Cluster Monitor
Recently
I have had another instance of a customer with a very reliable HACMP
environment having outages. It goes like this:
The systems run in
a blacked out computer room, no operators messing about, and the
backup node failed for some reason. This in itself is not a problem
but no one noticed, for a month. When the primary system encountered
a hardware fault the resources had no place to fail to. There was a
total system outage. So I put together a little script to check to
see if this is the last node in the cluster and if it is send email
to someone to complain about being lonely. We set this in root's
crontab file to run every couple of hours.

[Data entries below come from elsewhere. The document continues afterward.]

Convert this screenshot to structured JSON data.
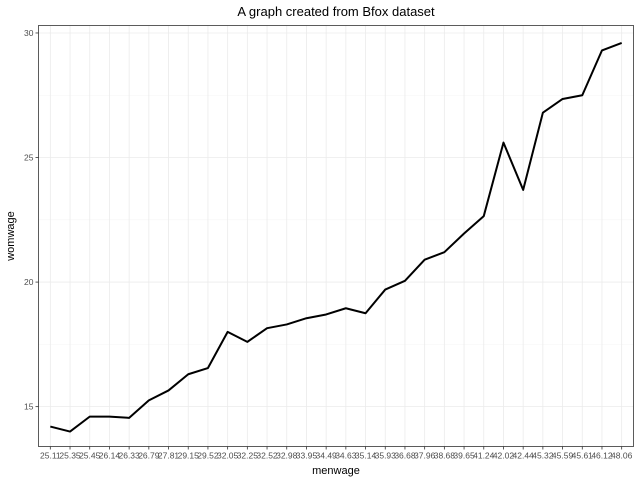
{
  "chart_data": {
    "type": "line",
    "title": "A graph created from Bfox dataset",
    "xlabel": "menwage",
    "ylabel": "womwage",
    "categories": [
      "25.11",
      "25.35",
      "25.45",
      "26.14",
      "26.33",
      "26.79",
      "27.81",
      "29.15",
      "29.52",
      "32.05",
      "32.25",
      "32.52",
      "32.98",
      "33.95",
      "34.49",
      "34.63",
      "35.14",
      "35.93",
      "36.68",
      "37.96",
      "38.68",
      "39.65",
      "41.24",
      "42.02",
      "42.44",
      "45.32",
      "45.59",
      "45.61",
      "46.12",
      "48.06"
    ],
    "values": [
      14.2,
      14.0,
      14.6,
      14.6,
      14.55,
      15.25,
      15.65,
      16.3,
      16.55,
      18.0,
      17.6,
      18.15,
      18.3,
      18.55,
      18.7,
      18.95,
      18.75,
      19.7,
      20.05,
      20.9,
      21.2,
      21.95,
      22.65,
      25.6,
      23.7,
      26.8,
      27.35,
      27.5,
      29.3,
      29.6
    ],
    "ylim": [
      13.4,
      30.3
    ],
    "yticks": [
      15,
      20,
      25,
      30
    ],
    "grid": true,
    "legend": "none"
  }
}
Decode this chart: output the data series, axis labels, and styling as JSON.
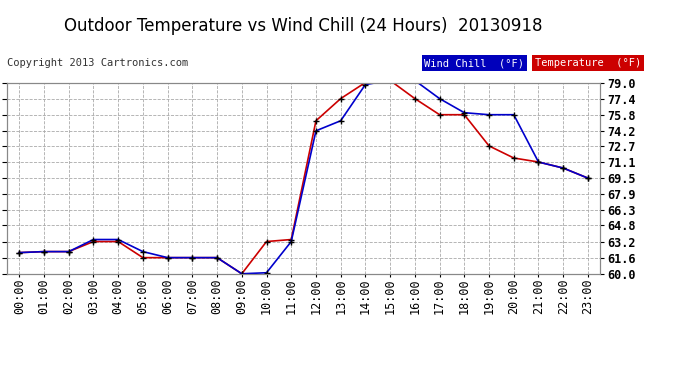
{
  "title": "Outdoor Temperature vs Wind Chill (24 Hours)  20130918",
  "copyright": "Copyright 2013 Cartronics.com",
  "background_color": "#ffffff",
  "plot_bg_color": "#ffffff",
  "grid_color": "#aaaaaa",
  "x_labels": [
    "00:00",
    "01:00",
    "02:00",
    "03:00",
    "04:00",
    "05:00",
    "06:00",
    "07:00",
    "08:00",
    "09:00",
    "10:00",
    "11:00",
    "12:00",
    "13:00",
    "14:00",
    "15:00",
    "16:00",
    "17:00",
    "18:00",
    "19:00",
    "20:00",
    "21:00",
    "22:00",
    "23:00"
  ],
  "y_ticks": [
    60.0,
    61.6,
    63.2,
    64.8,
    66.3,
    67.9,
    69.5,
    71.1,
    72.7,
    74.2,
    75.8,
    77.4,
    79.0
  ],
  "temperature": [
    62.1,
    62.2,
    62.2,
    63.2,
    63.2,
    61.6,
    61.6,
    61.6,
    61.6,
    60.0,
    63.2,
    63.4,
    75.2,
    77.4,
    79.0,
    79.2,
    77.4,
    75.8,
    75.8,
    72.7,
    71.5,
    71.1,
    70.5,
    69.5
  ],
  "wind_chill": [
    62.1,
    62.2,
    62.2,
    63.4,
    63.4,
    62.2,
    61.6,
    61.6,
    61.6,
    60.0,
    60.1,
    63.2,
    74.2,
    75.2,
    78.8,
    79.2,
    79.2,
    77.4,
    76.0,
    75.8,
    75.8,
    71.1,
    70.5,
    69.5
  ],
  "temp_color": "#cc0000",
  "wind_color": "#0000cc",
  "legend_wind_bg": "#0000bb",
  "legend_temp_bg": "#cc0000",
  "marker": "+",
  "marker_color": "#000000",
  "marker_size": 5,
  "title_fontsize": 12,
  "tick_fontsize": 8.5,
  "copy_fontsize": 7.5
}
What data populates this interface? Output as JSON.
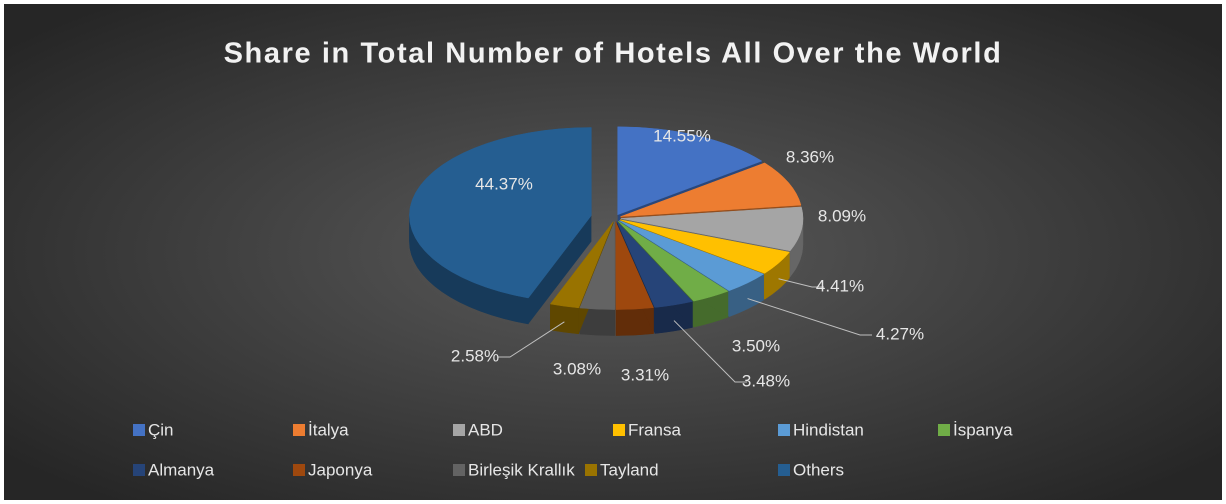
{
  "chart_data": {
    "type": "pie3d",
    "title": "Share in Total Number of Hotels All Over the World",
    "categories": [
      "Çin",
      "İtalya",
      "ABD",
      "Fransa",
      "Hindistan",
      "İspanya",
      "Almanya",
      "Japonya",
      "Birleşik Krallık",
      "Tayland",
      "Others"
    ],
    "values": [
      14.55,
      8.36,
      8.09,
      4.41,
      4.27,
      3.5,
      3.48,
      3.31,
      3.08,
      2.58,
      44.37
    ],
    "value_labels": [
      "14.55%",
      "8.36%",
      "8.09%",
      "4.41%",
      "4.27%",
      "3.50%",
      "3.48%",
      "3.31%",
      "3.08%",
      "2.58%",
      "44.37%"
    ],
    "colors": [
      "#4472c4",
      "#ed7d31",
      "#a5a5a5",
      "#ffc000",
      "#5b9bd5",
      "#70ad47",
      "#264478",
      "#9e480e",
      "#636363",
      "#997300",
      "#255e91"
    ],
    "legend": "bottom"
  }
}
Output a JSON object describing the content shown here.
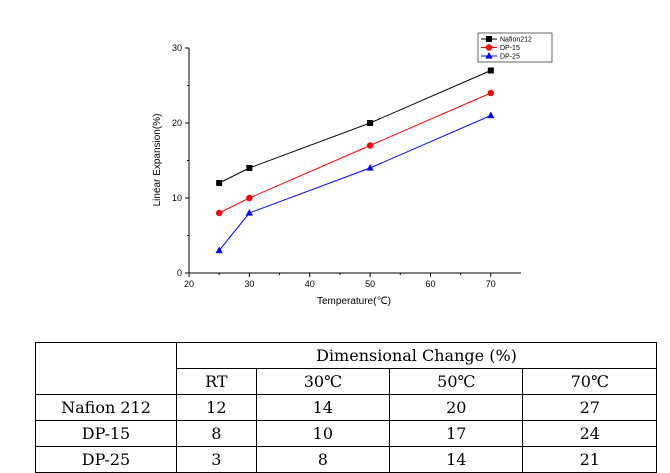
{
  "chart_data": {
    "type": "line",
    "title": "",
    "xlabel": "Temperature(℃)",
    "ylabel": "Linear Expansion(%)",
    "xlim": [
      20,
      75
    ],
    "ylim": [
      0,
      30
    ],
    "x_ticks": [
      "20",
      "30",
      "40",
      "50",
      "60",
      "70"
    ],
    "y_ticks": [
      "0",
      "10",
      "20",
      "30"
    ],
    "legend_position": "top-right",
    "x": [
      25,
      30,
      50,
      70
    ],
    "series": [
      {
        "name": "Nafion212",
        "values": [
          12,
          14,
          20,
          27
        ],
        "color": "#000000",
        "marker": "square"
      },
      {
        "name": "DP-15",
        "values": [
          8,
          10,
          17,
          24
        ],
        "color": "#ff0000",
        "marker": "circle"
      },
      {
        "name": "DP-25",
        "values": [
          3,
          8,
          14,
          21
        ],
        "color": "#0000ff",
        "marker": "triangle"
      }
    ]
  },
  "table": {
    "group_header": "Dimensional Change (%)",
    "columns": [
      "RT",
      "30℃",
      "50℃",
      "70℃"
    ],
    "rows": [
      {
        "label": "Nafion 212",
        "values": [
          "12",
          "14",
          "20",
          "27"
        ]
      },
      {
        "label": "DP-15",
        "values": [
          "8",
          "10",
          "17",
          "24"
        ]
      },
      {
        "label": "DP-25",
        "values": [
          "3",
          "8",
          "14",
          "21"
        ]
      }
    ]
  }
}
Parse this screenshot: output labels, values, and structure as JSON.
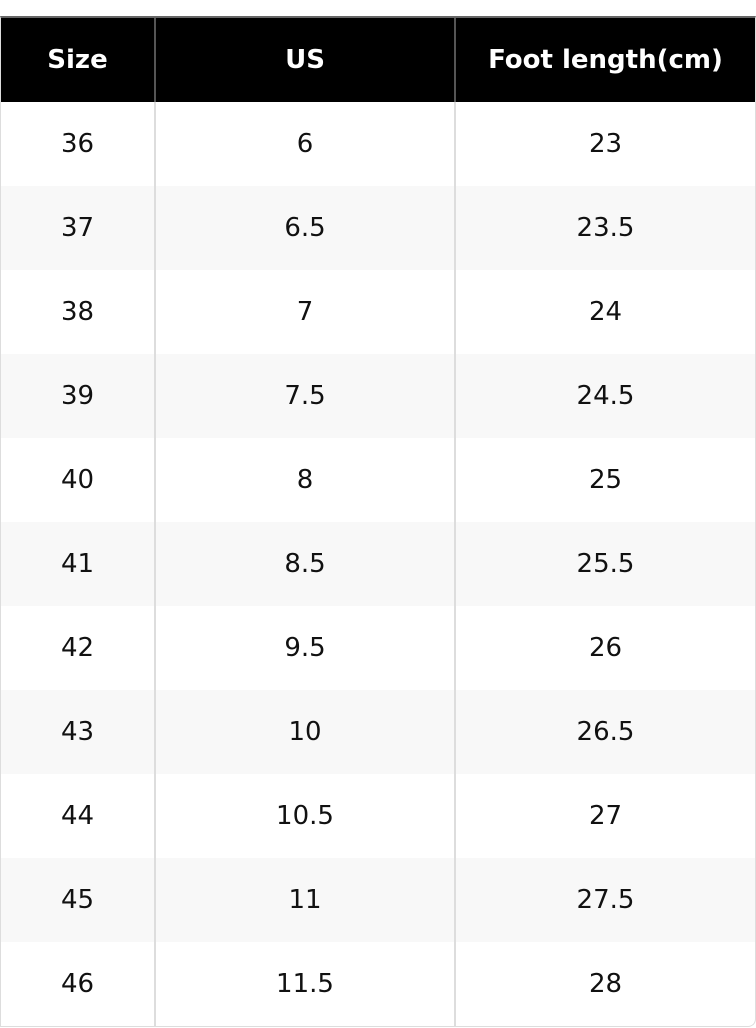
{
  "table": {
    "headers": [
      "Size",
      "US",
      "Foot length(cm)"
    ],
    "rows": [
      [
        "36",
        "6",
        "23"
      ],
      [
        "37",
        "6.5",
        "23.5"
      ],
      [
        "38",
        "7",
        "24"
      ],
      [
        "39",
        "7.5",
        "24.5"
      ],
      [
        "40",
        "8",
        "25"
      ],
      [
        "41",
        "8.5",
        "25.5"
      ],
      [
        "42",
        "9.5",
        "26"
      ],
      [
        "43",
        "10",
        "26.5"
      ],
      [
        "44",
        "10.5",
        "27"
      ],
      [
        "45",
        "11",
        "27.5"
      ],
      [
        "46",
        "11.5",
        "28"
      ]
    ]
  }
}
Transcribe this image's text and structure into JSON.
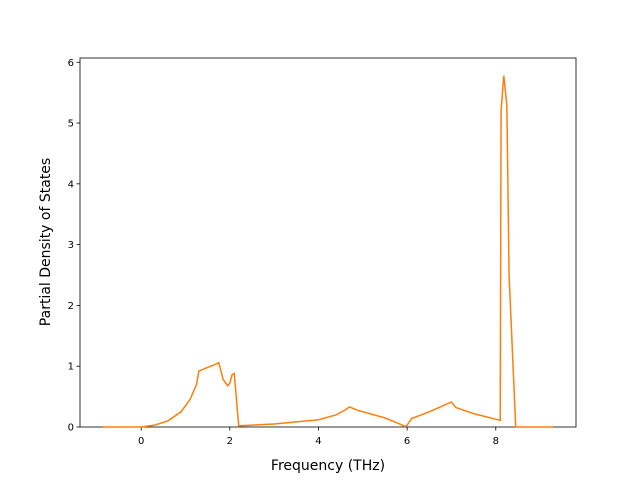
{
  "chart_data": {
    "type": "line",
    "x_label": "Frequency (THz)",
    "y_label": "Partial Density of States",
    "x": [
      -0.87,
      0,
      0.3,
      0.6,
      0.9,
      1.1,
      1.25,
      1.3,
      1.5,
      1.7,
      1.75,
      1.85,
      1.95,
      2.0,
      2.05,
      2.1,
      2.2,
      3,
      4,
      4.4,
      4.6,
      4.7,
      4.9,
      5.5,
      5.8,
      5.95,
      6.0,
      6.1,
      6.5,
      6.9,
      7.0,
      7.1,
      7.5,
      8.1,
      8.12,
      8.18,
      8.25,
      8.3,
      8.45,
      9.3
    ],
    "values": [
      0,
      0,
      0.03,
      0.1,
      0.25,
      0.45,
      0.7,
      0.92,
      0.98,
      1.04,
      1.06,
      0.78,
      0.68,
      0.72,
      0.86,
      0.88,
      0.02,
      0.05,
      0.12,
      0.2,
      0.28,
      0.33,
      0.27,
      0.15,
      0.06,
      0.01,
      0.03,
      0.14,
      0.25,
      0.38,
      0.41,
      0.32,
      0.22,
      0.11,
      5.2,
      5.78,
      5.3,
      2.5,
      0,
      0
    ],
    "color": "#ff7f0e",
    "xlim": [
      -1.38,
      9.81
    ],
    "xticks": [
      0,
      2,
      4,
      6,
      8
    ],
    "ylim": [
      0,
      6.07
    ],
    "yticks": [
      0,
      1,
      2,
      3,
      4,
      5,
      6
    ]
  }
}
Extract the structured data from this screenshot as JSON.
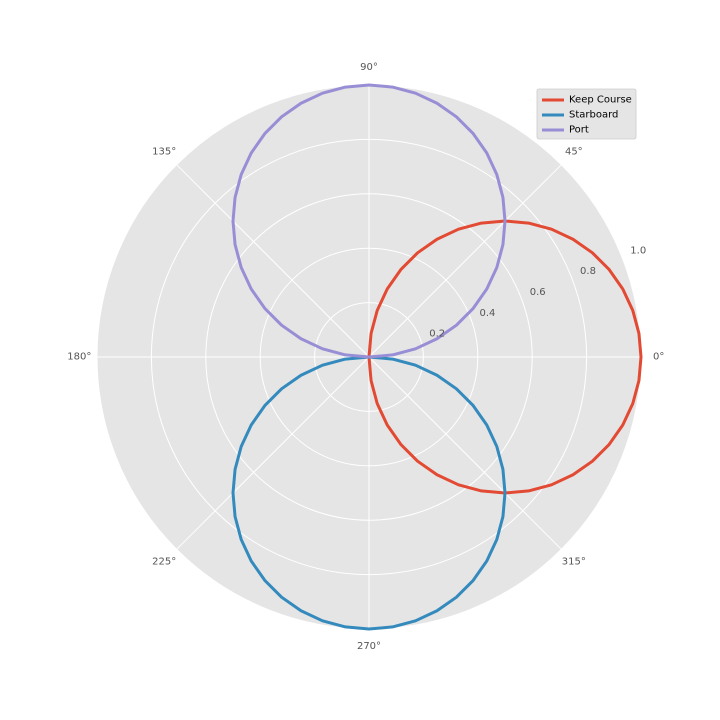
{
  "chart_data": {
    "type": "line",
    "projection": "polar",
    "title": "",
    "theta_tick_labels": [
      "0°",
      "45°",
      "90°",
      "135°",
      "180°",
      "225°",
      "270°",
      "315°"
    ],
    "r_tick_labels": [
      "0.2",
      "0.4",
      "0.6",
      "0.8",
      "1.0"
    ],
    "r_ticks": [
      0.2,
      0.4,
      0.6,
      0.8,
      1.0
    ],
    "r_range": [
      0,
      1.0
    ],
    "r_label_angle_deg": 22.5,
    "grid": true,
    "background_color": "#e5e5e5",
    "grid_color": "#ffffff",
    "legend": {
      "position": "top-right",
      "entries": [
        "Keep Course",
        "Starboard",
        "Port"
      ]
    },
    "series": [
      {
        "name": "Keep Course",
        "color": "#e24a33",
        "function": "r = max(cos(theta), 0)",
        "theta_deg": [
          -90,
          -75,
          -60,
          -45,
          -30,
          -15,
          0,
          15,
          30,
          45,
          60,
          75,
          90
        ],
        "r": [
          0.0,
          0.259,
          0.5,
          0.707,
          0.866,
          0.966,
          1.0,
          0.966,
          0.866,
          0.707,
          0.5,
          0.259,
          0.0
        ]
      },
      {
        "name": "Starboard",
        "color": "#348abd",
        "function": "r = max(-sin(theta), 0)",
        "theta_deg": [
          180,
          195,
          210,
          225,
          240,
          255,
          270,
          285,
          300,
          315,
          330,
          345,
          360
        ],
        "r": [
          0.0,
          0.259,
          0.5,
          0.707,
          0.866,
          0.966,
          1.0,
          0.966,
          0.866,
          0.707,
          0.5,
          0.259,
          0.0
        ]
      },
      {
        "name": "Port",
        "color": "#988ed5",
        "function": "r = max(sin(theta), 0)",
        "theta_deg": [
          0,
          15,
          30,
          45,
          60,
          75,
          90,
          105,
          120,
          135,
          150,
          165,
          180
        ],
        "r": [
          0.0,
          0.259,
          0.5,
          0.707,
          0.866,
          0.966,
          1.0,
          0.966,
          0.866,
          0.707,
          0.5,
          0.259,
          0.0
        ]
      }
    ]
  }
}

So just for fun here is
the script, please change the email address I don't want lots of
clusters complaining they are lonely.
Cheers lee
#!/usr/bin/ksh
HADIR=/usr/es/sbin/cluster/utilities
NODE=`$HADIR/get_local_nodename`
LOG=/tmp/ClusterMon.log
MAILTO="lee@matildasystems.com"
OTHERNODE=`$HADIR/clgetactivenodes -n $NODE | grep -v $NODE`
if [[ -z $OTHERNODE ]]
then
mail -s "Message from ClusterMon" $MAILTO <<data
Help!
I seem to be all alone.
My other node is missing.
Please investigate.
Thanks ClusterMon
data
else
TS=`date`
echo $0" "$TS "I seem to have the company of $OTHERNODE. " >> $LOG
fi